As seen from Fig. 8c, an unexpected drop in the PV generation occurred at around 12:00 due to cloudiness, and the EV agents had to charge using energy from the grid. The Unresponsive EV agents ignored this change and used the energy from the grid for their charging. However, this drop in the PV generation was dealt differently by the Responsive EV agents. Incentivized by the EV/ DG aggregator, they entered the Emergency Phase and rescheduled their charging demand in a way that the required energy from the grid was consumed in a valley-filling fashion. The results demonstrated the adaptive behaviour of Responsive EV agents and their preference to charge from renewable energy sources.

4. Conclusions

This research presented a decentralized EV management framework for the EV charging. The architecture followed in this charging control model was based on Multi-Agent Systems. Each entity was modelled as an autonomous agent, interacting with other agents and trying to achieve its own goals. The MAS consisted of an EV/DG aggregator agent and Responsive or Unresponsive EV agents. The EV/DG aggregator agent was responsible to design the appropriate virtual pricing policy so that it can maximize its profit. Responsive EV agents were able to respond rationally to the virtual pricing signals, whereas Unresponsive EV agents were defining their charging schedule regardless the virtual cost.

The feasibility and effectiveness of the control model was experimentally demonstrated in the Electric Energy Systems Laboratory of the NTUA. Three cases studies were presented. The first case study investigated the impact of EV charging on the UK distribution network when the EV/DG Aggregator was located either in the MV/LV transformer or the MV feeder. It was demonstrated that the location of the EV/DG aggregator agent affects the demand and voltage profiles of the LV feeders. The second case study demonstrated the importance of the EV load forecasting in the control strategy.
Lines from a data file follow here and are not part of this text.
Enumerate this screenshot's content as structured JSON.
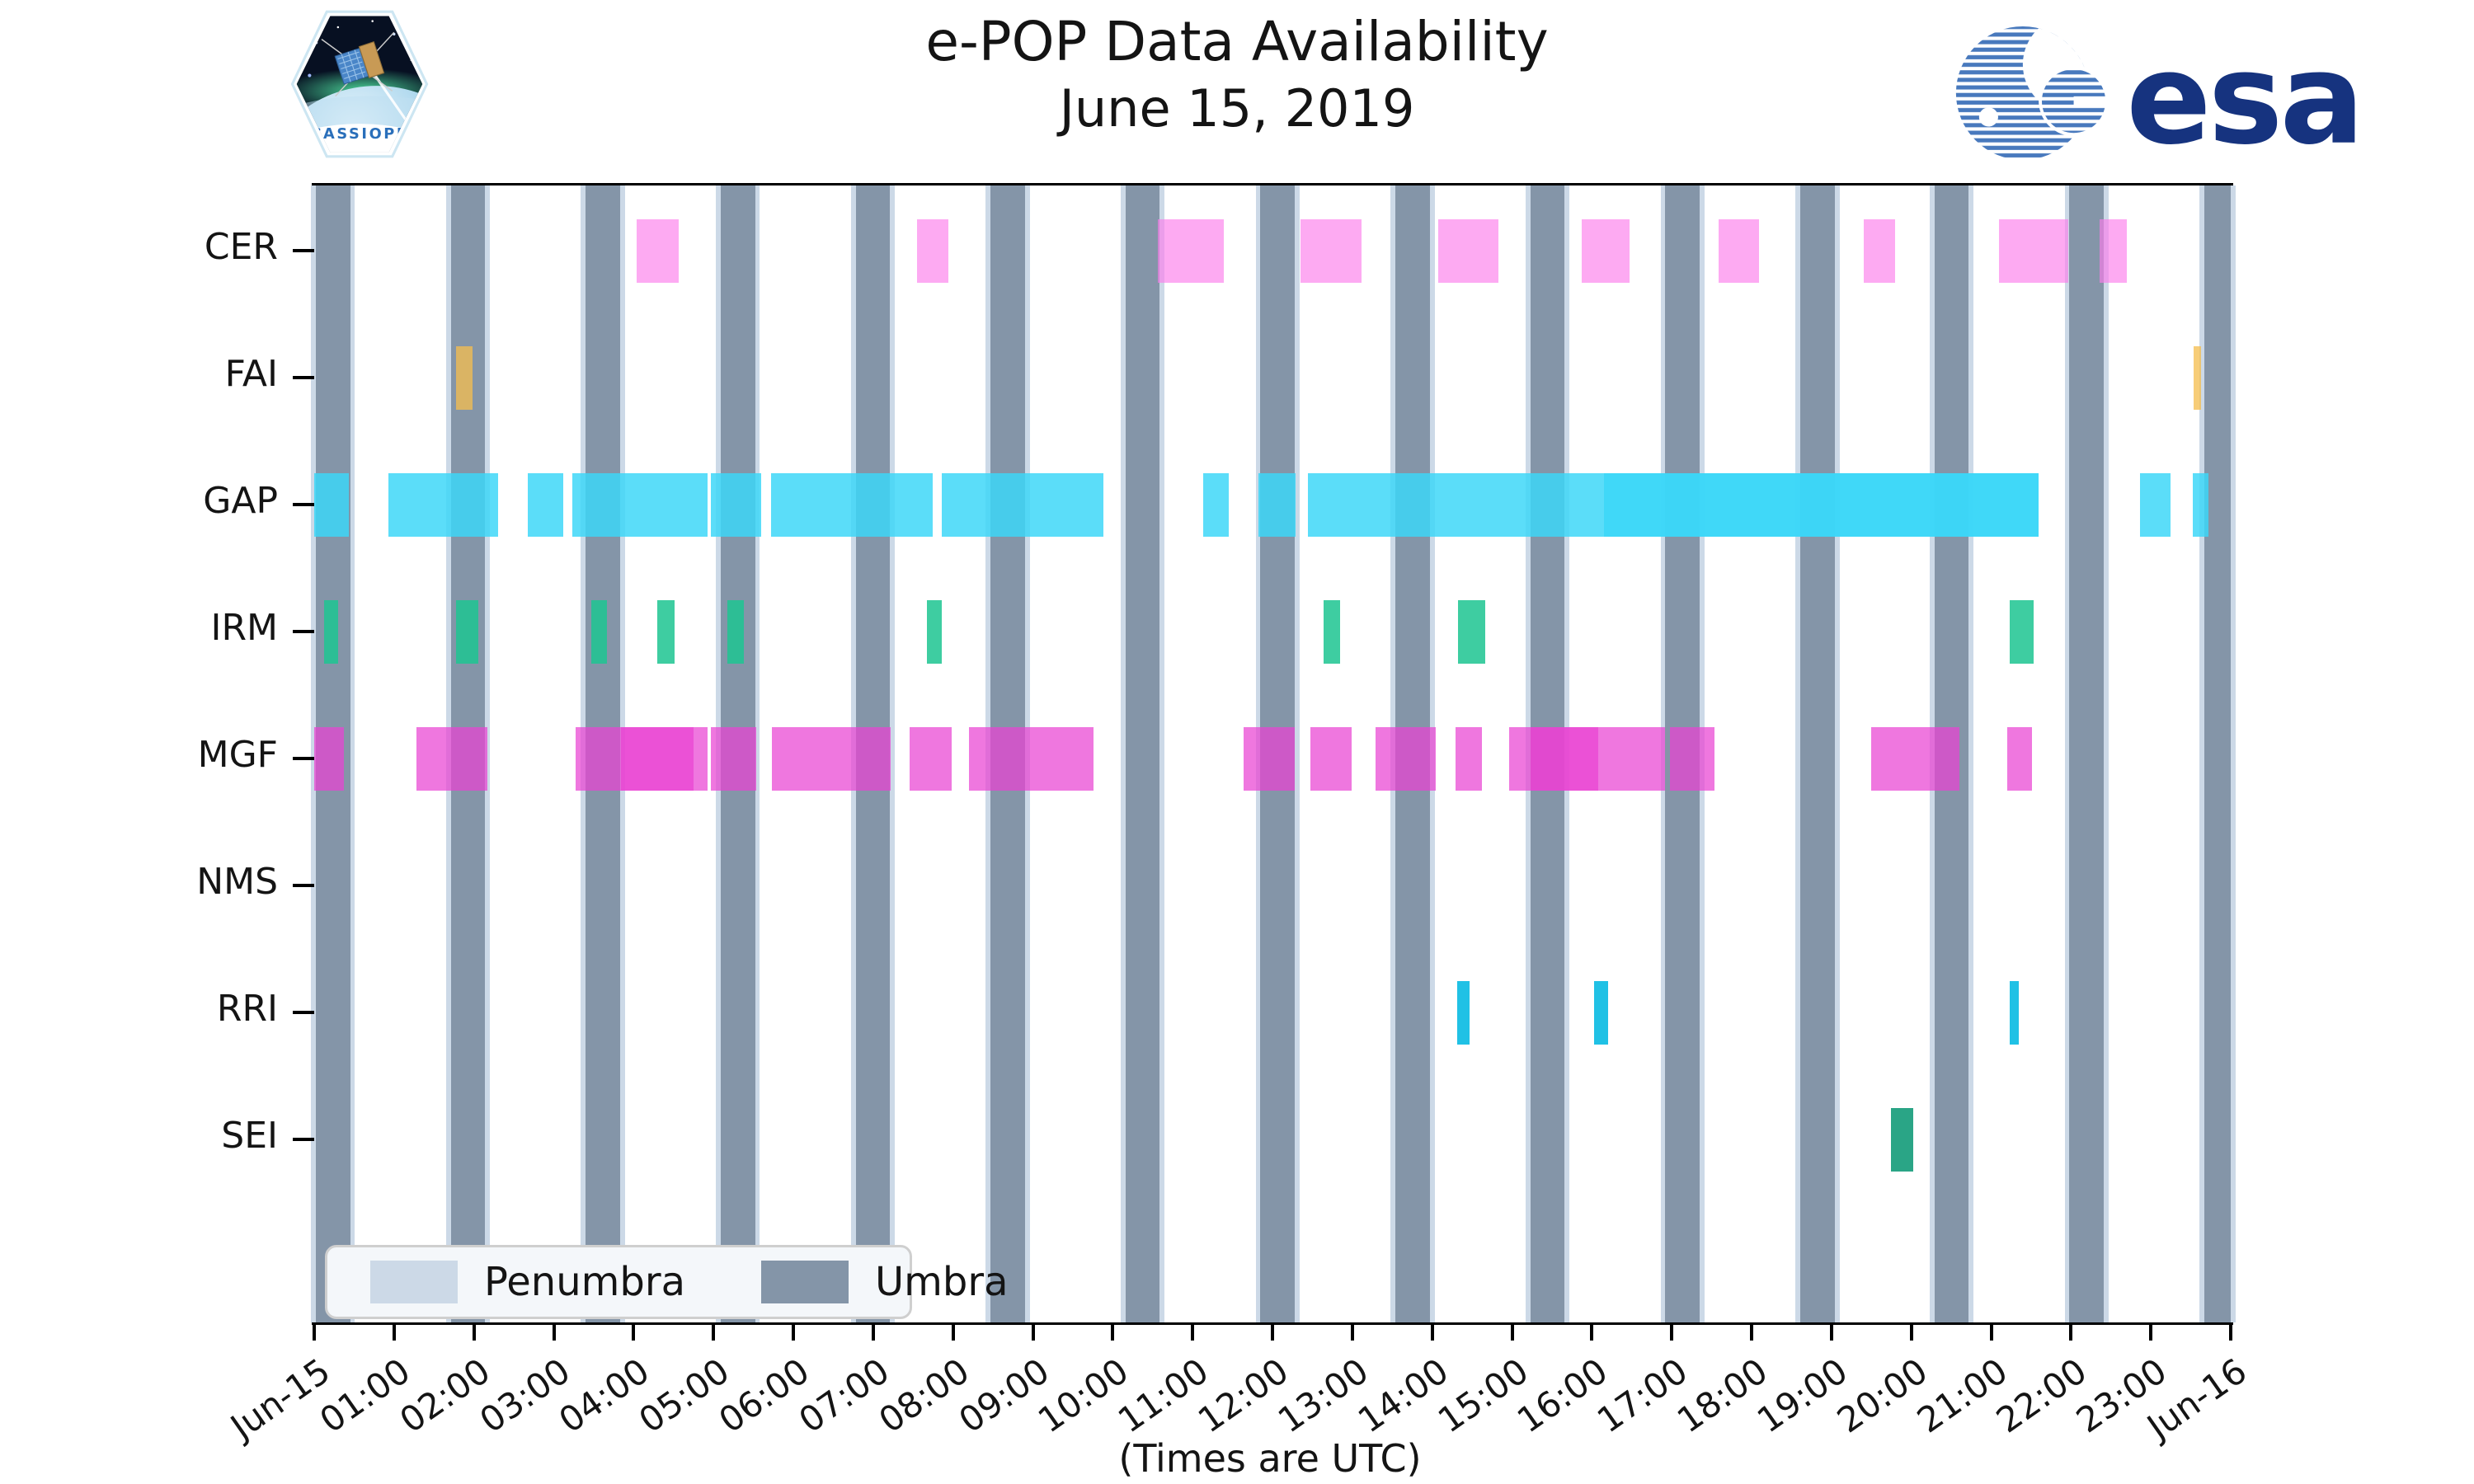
{
  "header": {
    "title": "e-POP Data Availability",
    "subtitle": "June 15, 2019",
    "mission_patch_text": "CASSIOPE",
    "esa_logo_text": "esa",
    "esa_blue": "#4879bd",
    "esa_navy": "#16337f"
  },
  "chart_data": {
    "type": "gantt",
    "title": "e-POP Data Availability",
    "subtitle": "June 15, 2019",
    "xlabel": "(Times are UTC)",
    "x_axis": {
      "start_hour": 0,
      "end_hour": 24,
      "tick_hours": [
        0,
        1,
        2,
        3,
        4,
        5,
        6,
        7,
        8,
        9,
        10,
        11,
        12,
        13,
        14,
        15,
        16,
        17,
        18,
        19,
        20,
        21,
        22,
        23,
        24
      ],
      "tick_labels": [
        "Jun-15",
        "01:00",
        "02:00",
        "03:00",
        "04:00",
        "05:00",
        "06:00",
        "07:00",
        "08:00",
        "09:00",
        "10:00",
        "11:00",
        "12:00",
        "13:00",
        "14:00",
        "15:00",
        "16:00",
        "17:00",
        "18:00",
        "19:00",
        "20:00",
        "21:00",
        "22:00",
        "23:00",
        "Jun-16"
      ]
    },
    "rows": [
      "CER",
      "FAI",
      "GAP",
      "IRM",
      "MGF",
      "NMS",
      "RRI",
      "SEI"
    ],
    "series": [
      {
        "name": "CER",
        "color": "rgba(252,125,235,0.65)",
        "intervals": [
          [
            4.04,
            4.56
          ],
          [
            7.55,
            7.94
          ],
          [
            10.56,
            11.39
          ],
          [
            12.35,
            13.12
          ],
          [
            14.08,
            14.83
          ],
          [
            15.87,
            16.47
          ],
          [
            17.59,
            18.09
          ],
          [
            19.4,
            19.8
          ],
          [
            21.1,
            21.97
          ],
          [
            22.36,
            22.7
          ]
        ]
      },
      {
        "name": "FAI",
        "color": "rgba(244,190,80,0.77)",
        "intervals": [
          [
            1.78,
            1.98
          ],
          [
            23.54,
            23.63
          ]
        ]
      },
      {
        "name": "GAP",
        "color": "rgba(59,214,248,0.84)",
        "intervals": [
          [
            0.0,
            0.43
          ],
          [
            0.93,
            2.3
          ],
          [
            2.67,
            3.12
          ],
          [
            3.23,
            4.93
          ],
          [
            4.97,
            5.6
          ],
          [
            5.72,
            7.75
          ],
          [
            7.86,
            9.88
          ],
          [
            11.13,
            11.45
          ],
          [
            11.82,
            12.29
          ],
          [
            12.44,
            21.59
          ],
          [
            22.86,
            23.25
          ],
          [
            23.53,
            23.72
          ]
        ],
        "overlay_intervals": [
          [
            16.15,
            21.59
          ]
        ]
      },
      {
        "name": "IRM",
        "color": "rgba(30,197,145,0.86)",
        "intervals": [
          [
            0.12,
            0.3
          ],
          [
            1.78,
            2.05
          ],
          [
            3.47,
            3.67
          ],
          [
            4.3,
            4.51
          ],
          [
            5.17,
            5.38
          ],
          [
            7.67,
            7.86
          ],
          [
            12.64,
            12.85
          ],
          [
            14.32,
            14.66
          ],
          [
            21.23,
            21.53
          ]
        ]
      },
      {
        "name": "MGF",
        "color": "rgba(233,66,211,0.72)",
        "intervals": [
          [
            0.0,
            0.37
          ],
          [
            1.28,
            2.17
          ],
          [
            3.27,
            4.93
          ],
          [
            4.97,
            5.54
          ],
          [
            5.73,
            7.22
          ],
          [
            7.46,
            7.98
          ],
          [
            8.2,
            9.76
          ],
          [
            11.64,
            12.28
          ],
          [
            12.48,
            12.99
          ],
          [
            13.29,
            14.05
          ],
          [
            14.29,
            14.62
          ],
          [
            14.96,
            16.92
          ],
          [
            16.98,
            17.54
          ],
          [
            19.5,
            20.6
          ],
          [
            21.2,
            21.51
          ]
        ],
        "overlay_intervals": [
          [
            3.84,
            4.75
          ],
          [
            15.23,
            16.08
          ]
        ]
      },
      {
        "name": "NMS",
        "color": "rgba(128,128,128,0.8)",
        "intervals": []
      },
      {
        "name": "RRI",
        "color": "rgba(20,190,228,0.95)",
        "intervals": [
          [
            14.31,
            14.47
          ],
          [
            16.03,
            16.2
          ],
          [
            21.23,
            21.35
          ]
        ]
      },
      {
        "name": "SEI",
        "color": "rgba(35,162,130,0.97)",
        "intervals": [
          [
            19.75,
            20.02
          ]
        ]
      }
    ],
    "shading": {
      "umbra": {
        "label": "Umbra",
        "color": "#8495a8",
        "intervals": [
          [
            0.02,
            0.45
          ],
          [
            1.71,
            2.14
          ],
          [
            3.4,
            3.83
          ],
          [
            5.09,
            5.52
          ],
          [
            6.78,
            7.21
          ],
          [
            8.47,
            8.9
          ],
          [
            10.16,
            10.59
          ],
          [
            11.85,
            12.28
          ],
          [
            13.54,
            13.97
          ],
          [
            15.23,
            15.66
          ],
          [
            16.92,
            17.35
          ],
          [
            18.61,
            19.04
          ],
          [
            20.29,
            20.72
          ],
          [
            21.98,
            22.41
          ],
          [
            23.67,
            24.0
          ]
        ]
      },
      "penumbra": {
        "label": "Penumbra",
        "color": "#ccd9e7",
        "edge_width_hours": 0.06
      }
    },
    "legend": [
      {
        "label": "Penumbra",
        "color": "#ccd9e7"
      },
      {
        "label": "Umbra",
        "color": "#8495a8"
      }
    ],
    "legend_position": "lower-left",
    "grid": false
  }
}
When the EV/DG aggregator has load forecasting capabilities, the Responsive EV agents are adapting their charging schedule to reduce the impact of the Unresponsive EV agents on the demand curve. The third case study tested the capability of Responsive EV agents to charge preferentially from renewable energy sources. The results demonstrated their capability to

reschedule their charging demand according to a real time PV generation profile.
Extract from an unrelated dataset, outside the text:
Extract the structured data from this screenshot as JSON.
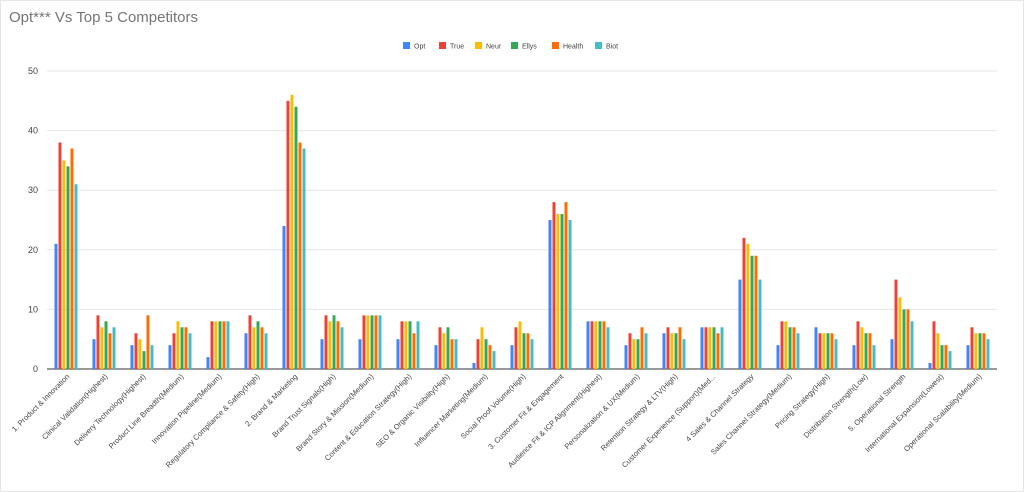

Smart management of EVs charging based on aggregation enhanced by EVs load forecasting could be seen as a win-win strategy for both the DNO and the vehicle owners. The "aggregator" is a new market entity which will control multiple EVs. The concepts developed in this work are applied for the development of a cloud-based Virtual Power Plant (VPP) under the Innovate UK -EPSRC "Ebbs and Flows of Energy Systems" project. The charging control model is applied in Manchester Science Park, utilising the flexibility of EV and the local PV generation, in order to decrease the electricity cost of the site.

Acknowledgements

The authors gratefully acknowledge Prof. N. Hatziargyriou and the Electric Energy Systems Laboratory of NTUA. The authors would also like to acknowledge Innovate UK - EPSRC ''Ebbs and Flows of Energy Systems" project (EP/M507131/1) for supporting this work.